Here's the direct answer for anyone searching this question: conduct a full annual HIPAA risk assessment at minimum, with interim reviews after any significant change to your operations, technology, or workforce. "Significant change" includes new software deployments, physical office moves, mergers or acquisitions, security incidents, and changes to state or federal regulations.
Organizations that treat risk assessment as an ongoing program — not an annual event — consistently fare better in OCR investigations and experience fewer breaches. The most compliant organizations I've worked with integrate risk assessment into their monthly operational reviews.
Your Risk Assessment Is Only as Good as Your Team's Training
Here's what I tell every client: you can have the most beautiful risk assessment document ever produced, but if your front desk staff clicks a phishing link tomorrow, none of it matters. Risk assessment and workforce training are two sides of the same coin.

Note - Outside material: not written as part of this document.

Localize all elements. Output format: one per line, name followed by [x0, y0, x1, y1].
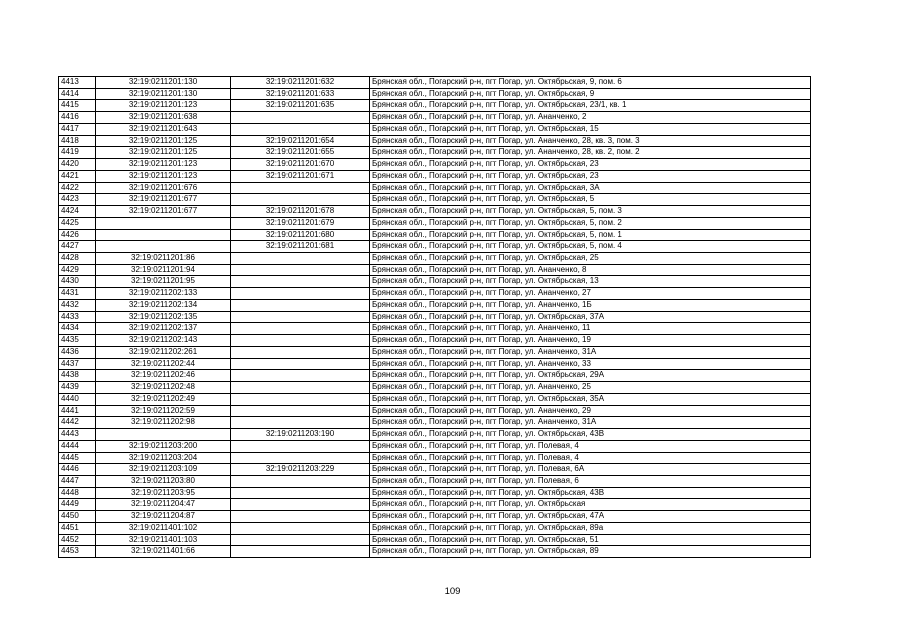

Your risk assessment will almost certainly identify workforce training gaps. When it does, act on that finding immediately. Explore the full HIPAACertify training catalog to address those gaps with structured, current coursework that covers everything from breach notification requirements to ePHI access controls.
Every year that passes without a proper annual HIPAA risk assessment is a year you're gambling with your organization's reputation, your patients' trust, and potentially millions of dollars in penalties. The process doesn't have to be painful. But it does have to be real.
Start now. Document everything. And don't wait for OCR to tell you what you should have already known.